The other day, as I passed the court-house, that sad vehicle which is called the Black Maria was driving away from the high portal into which it backs to receive its dead. (The word came inevitably; it is not so far wrong, and it may stand.) The Black Maria may still be Maria (the reason why it should ever have been I do not know), but it is black no longer. On the contrary, it is painted a not uncheerful salmon color, with its false sash picked out in drab; and at first glance, among the rattling express wagons, it looked not unlike an omnibus of the living, and could have passed through the street without making the casual observer realize what a dreary hearse it was. I dare say it was on its way to the House of Industry, or the House of Correction, or Deer Island, or some of those places where people are put to go from bad to worse; and it was fulfilling its function with a merciful privacy, for its load of convicts might have been dragged through the streets on open hurdles, for the further edification of the populace. Yet I could not help thinking—or perhaps the thought only occurs to me now—that for all reasonable hope as to the future of its inmates the Black Maria might as well have been fitted with one of those ingenious pieces of mechanism sometimes employed by the Enemies of Society, and driven out to some wide, open space where the explosion could do no harm to the vicinity, and so when the horses and driver had removed to a safe distance—

But this is perhaps pessimism.

It is very hard to say what pessimism really is, and almost any honest expression concerning the monotonous endeavor and failure of society to repress the monotonous evolution of the criminal in conditions that render his evolution inevitable, must seem pessimistic. I do not suppose that we ought to kill him merely because we cannot hope to cure him, though society goes to this extreme in certain extreme cases. Is it right to kill the criminal at one stage of his career, and not at another? After the first conviction the rest is inevitable, and each succeeding conviction follows as a matter of course. A bleaker pessimist than myself might say that all criminal courts seem to be part of the process in the evolution of the criminal. Still, criminal courts must be.


I TALK OF DREAMS.

But it is mostly my own dreams I talk of, and that will somewhat excuse me for talking of dreams at all. Every one knows how delightful the dreams are that one dreams one’s self, and how insipid the dreams of others are. I had an illustration of the fact, not many evenings ago, when a company of us got telling dreams. I had by far the best dreams of any; to be quite frank, mine were the only dreams worth listening to; they were richly imaginative, delicately fantastic, exquisitely whimsical, and humorous in the last degree; and I wondered that when the rest could have listened to them they were always eager to cut in with some silly, senseless, tasteless thing, that made me sorry and ashamed for them. I shall not be going too far if I say that it was on their part the grossest betrayal of vanity that I ever witnessed.

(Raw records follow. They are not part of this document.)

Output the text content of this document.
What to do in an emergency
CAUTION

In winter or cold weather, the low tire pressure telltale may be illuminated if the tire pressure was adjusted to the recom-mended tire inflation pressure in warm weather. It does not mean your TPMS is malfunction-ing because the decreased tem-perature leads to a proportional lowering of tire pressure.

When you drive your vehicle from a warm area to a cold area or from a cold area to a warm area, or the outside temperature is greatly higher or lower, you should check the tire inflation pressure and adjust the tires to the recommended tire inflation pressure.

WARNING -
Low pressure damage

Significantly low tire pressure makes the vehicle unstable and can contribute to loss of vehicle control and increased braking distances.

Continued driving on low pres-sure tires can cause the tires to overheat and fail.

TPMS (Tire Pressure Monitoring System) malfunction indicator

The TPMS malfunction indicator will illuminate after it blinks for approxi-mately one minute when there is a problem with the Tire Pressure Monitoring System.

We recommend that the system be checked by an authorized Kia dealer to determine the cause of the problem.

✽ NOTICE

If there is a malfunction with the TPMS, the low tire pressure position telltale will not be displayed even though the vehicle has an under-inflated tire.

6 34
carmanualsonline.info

But the egotism of some people concerning their dreams is almost incredible. They will come down to breakfast and bore everybody with a recital of the nonsense that has passed through their brains in sleep, as if they were not bad enough when they were awake; they will not spare the slightest detail; and if, by the mercy of Heaven, they have forgotten something, they will be sure to recollect it, and go back and give it all over again with added circumstance. Such people do not reflect that there is something so purely and intensely personal in dreams that they can rarely interest any one but the dreamer, and that to the dearest friend, the closest relation or connection, they can seldom be otherwise than tedious and impertinent. The habit husbands and wives have of making one another listen to their dreams is especially cruel. They have each other quite helpless, and for this reason they should all the more carefully guard themselves from abusing their advantage. Parents should not afflict their offspring with the rehearsal of their mental maunderings in sleep, and children should learn that one of the first duties a child owes its parents is to spare them the anguish of hearing what it has dreamed about overnight. A like forbearance in regard to the community at large should be taught as the first trait of good manners in the public schools, if we ever come to teach good manners there.